Il pourra donc toujours bénéficier d’un taux de 1,4% bien que les taux pourraient avoir augmenté et atteint les 2, 3 ou 4 %.

Sans transfert de crédit immobilier, comment se passe un acte de revente – achat ?

Si le contrat de prêt immobilier n’inclut pas de clause de transférabilité, l’acquéreur souhaitant revendre son bien pour en acheter un autre avant le terme de son prêt devra solder le prêt en cours, puis en souscrire un nouveau.

  • Cela signifie qu’il sera nécessaire de renégocier un nouveau contrat et de nouvelles conditions. En plus du temps nécessaire aux démarches, ces dernières ont un cout (ie : frais de dossier, etc.).
  • Cela implique également de devoir payer des frais pour remboursement par anticipation. Ces indemnités de remboursement anticipé (IRA) peuvent atteindre six mois d’intérêts des sommes remboursées au taux moyen du prêt, et 3% du capital restant dû avant le remboursement par anticipation.

Les conditions à respecter pour bénéficier de la clause de transférabilité

Pour en bénéficier, il est indispensable de vérifier en amont que cette clause fait bien partie du contrat de souscription du premier crédit immobilier. Sachez que les établissements bancaires ne proposent pas automatiquement cette clause de transfert de prêt et que celle-ci ne pourra pas être négociée après la signature du contrat.
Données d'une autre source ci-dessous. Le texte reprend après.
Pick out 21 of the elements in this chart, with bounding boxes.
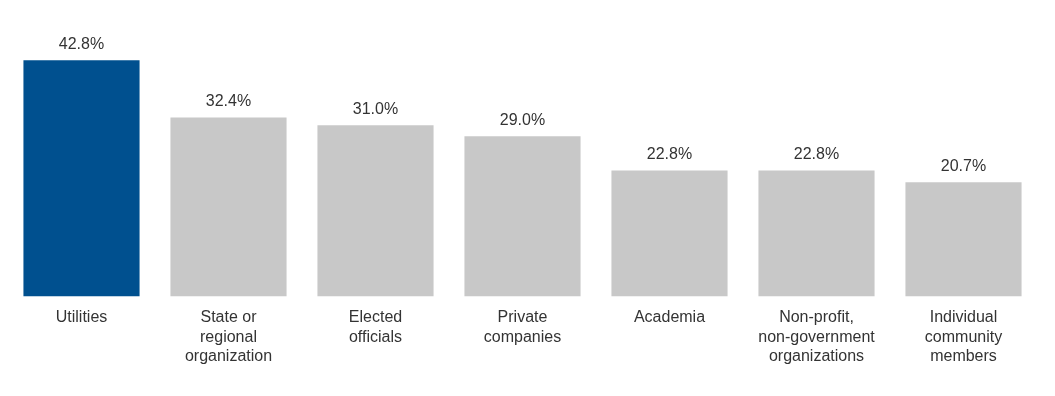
x-tick-label: Elected officials	[348, 308, 403, 345]
x-tick-label: Private companies	[483, 308, 562, 345]
bar	[758, 170, 875, 297]
data-label: 20.7%	[940, 156, 987, 174]
x-tick-label: Academia	[633, 308, 706, 326]
bar	[611, 170, 728, 297]
data-label: 31.0%	[352, 99, 399, 117]
x-tick-label: Individual community members	[924, 308, 1003, 364]
bar	[464, 136, 581, 297]
data-label: 32.4%	[205, 91, 252, 109]
data-label: 29.0%	[499, 110, 546, 128]
x-tick-label: Utilities	[55, 308, 108, 326]
bar	[23, 60, 140, 297]
x-tick-label: State or regional organization	[184, 308, 273, 364]
data-label: 22.8%	[646, 144, 693, 162]
bar	[170, 117, 287, 297]
data-label: 42.8%	[58, 34, 105, 52]
bar	[905, 182, 1022, 297]
data-label: 22.8%	[793, 144, 840, 162]
x-tick-label: Non-profit, non-government organizations	[758, 308, 876, 364]
bar	[317, 125, 434, 297]
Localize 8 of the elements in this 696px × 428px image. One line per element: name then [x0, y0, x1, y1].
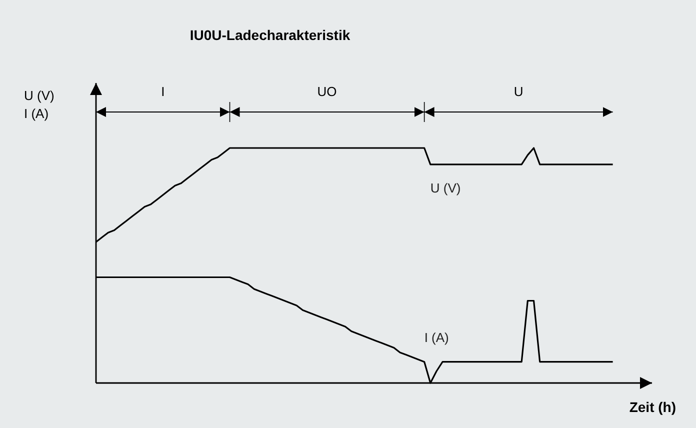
series-label: I (A)	[424, 330, 449, 345]
text: I	[161, 84, 165, 99]
y-axis-title: U (V) I (A)	[24, 88, 54, 121]
text: U	[514, 84, 524, 99]
chart-title: IU0U-Ladecharakteristik	[190, 27, 350, 43]
series-label: U (V)	[430, 180, 461, 196]
x-axis-title: Zeit (h)	[629, 399, 676, 415]
text: UO	[317, 84, 337, 99]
Enfin, seule la garantie de caution peut suivre le second prêt, ce qui n’est pas le cas pour l’hypothèque.

L’application de la clause de transfert de prêt immobilier est aussi soumise à des conditions très strictes.
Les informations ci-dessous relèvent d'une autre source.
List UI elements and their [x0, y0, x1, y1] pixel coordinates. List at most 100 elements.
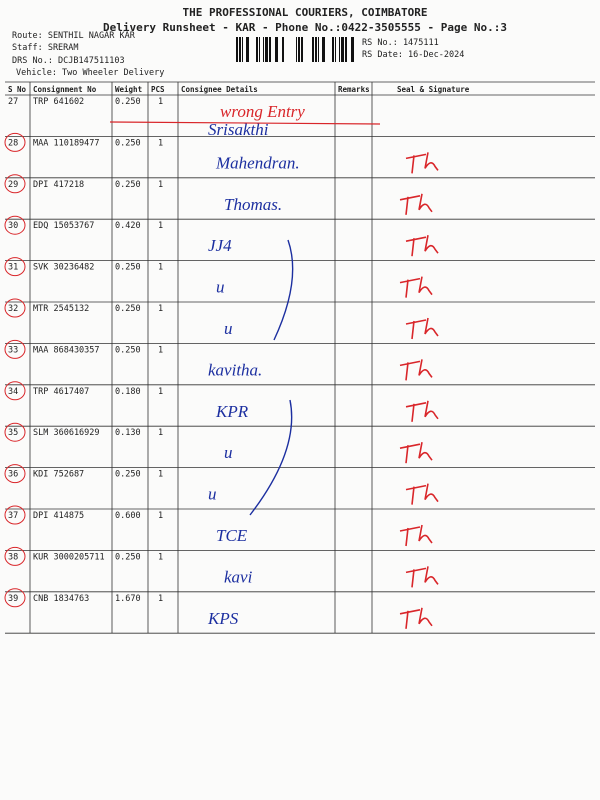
column-header: Consignment No — [33, 85, 97, 94]
rs-no: RS No.: 1475111 — [362, 38, 439, 48]
cell: KDI 752687 — [33, 470, 84, 480]
handwritten-consignee: TCE — [216, 526, 248, 545]
signature — [399, 276, 433, 298]
subtitle: Delivery Runsheet - KAR - Phone No.:0422… — [103, 21, 507, 34]
barcode-bar — [256, 37, 258, 62]
correction-note: wrong Entry — [220, 102, 305, 121]
column-header: S No — [8, 85, 27, 94]
serial-circle — [4, 546, 26, 566]
serial-circle — [4, 215, 26, 235]
barcode-bar — [341, 37, 344, 62]
handwritten-consignee: Srisakthi — [208, 120, 269, 139]
cell: 0.250 — [115, 180, 141, 190]
staff: Staff: SRERAM — [12, 43, 79, 53]
cell: 35 — [8, 428, 18, 438]
cell: 1 — [158, 263, 163, 273]
barcode-bar — [322, 37, 325, 62]
handwritten-consignee: KPS — [207, 609, 239, 628]
cell: 1.670 — [115, 594, 141, 604]
signature — [405, 317, 439, 340]
cell: 27 — [8, 97, 18, 107]
barcode — [236, 37, 354, 62]
rs-date: RS Date: 16-Dec-2024 — [362, 50, 464, 60]
cell: 0.420 — [115, 221, 141, 231]
barcode-bar — [318, 37, 319, 62]
signature — [399, 359, 433, 381]
barcode-bar — [263, 37, 264, 62]
barcode-bar — [296, 37, 297, 62]
signature — [405, 566, 439, 588]
cell: 0.250 — [115, 138, 141, 148]
signature — [405, 483, 439, 505]
cell: 32 — [8, 304, 18, 314]
barcode-bar — [246, 37, 249, 62]
cell: 0.180 — [115, 387, 141, 397]
barcode-bar — [239, 37, 241, 62]
signature — [405, 152, 439, 174]
cell: 1 — [158, 511, 163, 521]
handwritten-consignee: u — [224, 443, 233, 462]
cell: 1 — [158, 552, 163, 562]
barcode-bar — [242, 37, 243, 62]
cell: MAA 110189477 — [33, 138, 100, 148]
signature — [399, 442, 433, 464]
cell: 30 — [8, 221, 18, 231]
cell: 0.130 — [115, 428, 141, 438]
vehicle: Vehicle: Two Wheeler Delivery — [16, 68, 164, 78]
barcode-bar — [275, 37, 278, 62]
cell: 1 — [158, 470, 163, 480]
serial-circle — [4, 257, 26, 277]
barcode-bar — [236, 37, 238, 62]
handwritten-consignee: kavitha. — [208, 360, 262, 379]
barcode-bar — [298, 37, 300, 62]
drs-no: DRS No.: DCJB147511103 — [12, 56, 125, 66]
handwritten-consignee: u — [216, 278, 225, 297]
cell: SLM 360616929 — [33, 428, 100, 438]
cell: MTR 2545132 — [33, 304, 89, 314]
cell: 0.250 — [115, 552, 141, 562]
cell: 1 — [158, 428, 163, 438]
cell: 1 — [158, 594, 163, 604]
signature — [405, 400, 439, 422]
signature — [399, 524, 433, 547]
correction-underline — [109, 121, 381, 125]
barcode-bar — [345, 37, 347, 62]
cell: 31 — [8, 263, 18, 273]
cell: 33 — [8, 345, 18, 355]
route: Route: SENTHIL NAGAR KAR — [12, 31, 136, 41]
barcode-bar — [265, 37, 268, 62]
serial-circle — [4, 422, 26, 442]
cell: DPI 417218 — [33, 180, 84, 190]
barcode-bar — [301, 37, 303, 62]
barcode-bar — [282, 37, 284, 62]
column-header: Weight — [115, 85, 142, 94]
barcode-bar — [332, 37, 334, 62]
cell: TRP 4617407 — [33, 387, 89, 397]
cell: SVK 30236482 — [33, 263, 94, 273]
cell: 1 — [158, 387, 163, 397]
cell: DPI 414875 — [33, 511, 84, 521]
serial-circle — [4, 381, 26, 401]
title: THE PROFESSIONAL COURIERS, COIMBATORE — [182, 6, 427, 19]
cell: 0.250 — [115, 263, 141, 273]
column-header: Remarks — [338, 85, 370, 94]
cell: TRP 641602 — [33, 97, 84, 107]
ditto-bracket — [249, 399, 293, 516]
cell: 1 — [158, 180, 163, 190]
cell: 29 — [8, 180, 18, 190]
handwritten-consignee: u — [208, 485, 217, 504]
serial-circle — [4, 339, 26, 359]
cell: 1 — [158, 97, 163, 107]
cell: CNB 1834763 — [33, 594, 89, 604]
cell: 1 — [158, 138, 163, 148]
serial-circle — [4, 588, 26, 608]
handwritten-consignee: u — [224, 319, 233, 338]
signature — [399, 607, 433, 629]
signature — [399, 193, 433, 215]
handwritten-consignee: JJ4 — [208, 236, 232, 255]
cell: 34 — [8, 387, 18, 397]
serial-circle — [4, 174, 26, 194]
handwritten-consignee: KPR — [215, 402, 249, 421]
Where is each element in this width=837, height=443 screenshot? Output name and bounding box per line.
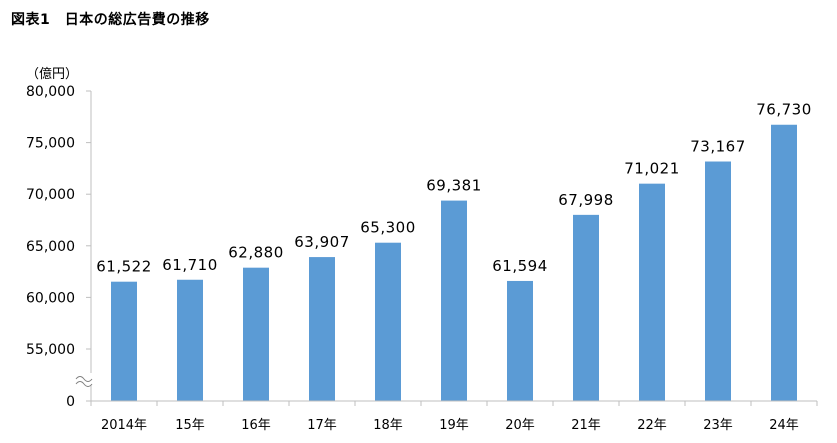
bar xyxy=(705,161,731,401)
y-axis: 80,000 75,000 70,000 65,000 60,000 55,000 0 xyxy=(26,84,92,410)
bars: 61,522 61,710 62,880 63,907 65,300 69,381 61,5… xyxy=(96,101,812,401)
bar xyxy=(771,124,797,401)
y-tick-label: 60,000 xyxy=(26,290,75,306)
bar xyxy=(177,279,203,401)
axis-break-mask xyxy=(76,373,106,385)
data-label: 76,730 xyxy=(756,101,812,119)
x-tick-label: 22年 xyxy=(637,418,667,433)
y-tick-label: 55,000 xyxy=(26,342,75,358)
axis-break-wave-upper xyxy=(75,376,93,382)
y-tick-label: 70,000 xyxy=(26,187,75,203)
data-label: 71,021 xyxy=(624,160,680,178)
data-label: 61,522 xyxy=(96,258,152,276)
x-tick-label: 16年 xyxy=(241,418,271,433)
bar xyxy=(573,214,599,401)
y-tick-label: 80,000 xyxy=(26,84,75,100)
x-tick-label: 21年 xyxy=(571,418,601,433)
x-tick-label: 15年 xyxy=(175,418,205,433)
data-label: 69,381 xyxy=(426,177,482,195)
bar xyxy=(375,242,401,401)
x-tick-label: 19年 xyxy=(439,418,469,433)
y-unit-label: （億円） xyxy=(26,66,78,82)
data-label: 63,907 xyxy=(294,233,350,251)
y-tick-label: 65,000 xyxy=(26,239,75,255)
y-tick-label: 0 xyxy=(66,394,75,410)
x-axis: 2014年 15年 16年 17年 18年 19年 20年 21年 22年 23年 24年 xyxy=(90,400,818,433)
axis-break-icon xyxy=(75,373,106,387)
data-label: 67,998 xyxy=(558,191,614,209)
data-label: 73,167 xyxy=(690,138,746,156)
y-tick-label: 75,000 xyxy=(26,136,75,152)
axis-break-wave-lower xyxy=(75,381,93,387)
figure-title: 図表1 日本の総広告費の推移 xyxy=(11,12,210,28)
x-tick-label: 17年 xyxy=(307,418,337,433)
bar xyxy=(111,281,137,401)
x-tick-label: 20年 xyxy=(505,418,535,433)
bar xyxy=(441,200,467,401)
bar xyxy=(243,267,269,401)
x-tick-label: 18年 xyxy=(373,418,403,433)
x-tick-label: 23年 xyxy=(703,418,733,433)
bar xyxy=(309,257,335,401)
x-tick-label: 24年 xyxy=(769,418,799,433)
data-label: 61,594 xyxy=(492,257,548,275)
data-label: 65,300 xyxy=(360,219,416,237)
data-label: 61,710 xyxy=(162,256,218,274)
x-tick-label: 2014年 xyxy=(101,418,147,433)
data-label: 62,880 xyxy=(228,244,284,262)
bar xyxy=(639,183,665,401)
bar xyxy=(507,280,533,401)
  • Tout d’abord, votre premier bien immobilier doit être vendu avant d’acquérir le nouveau, sachant que la banque peut fixer un délai précis entre les deux opérations.
  • À cela s’ajoute l’usage du bien : si le premier bien était votre résidence principale, le nouveau bien devra l’être aussi ; il ne pourra pas être une résidence secondaire ou un investissement locatif.
  • Le prix du nouveau bien doit être supérieur au capital restant dû sur le prêt à transférer.
  • Enfin, si votre prêt est couvert par une caution par société spécialisé (ce qui permet également de faire de belles économies puisque vous n’aurez pas à repasser par le notaire – frais de mainlevée), alors la société doit donner son accord.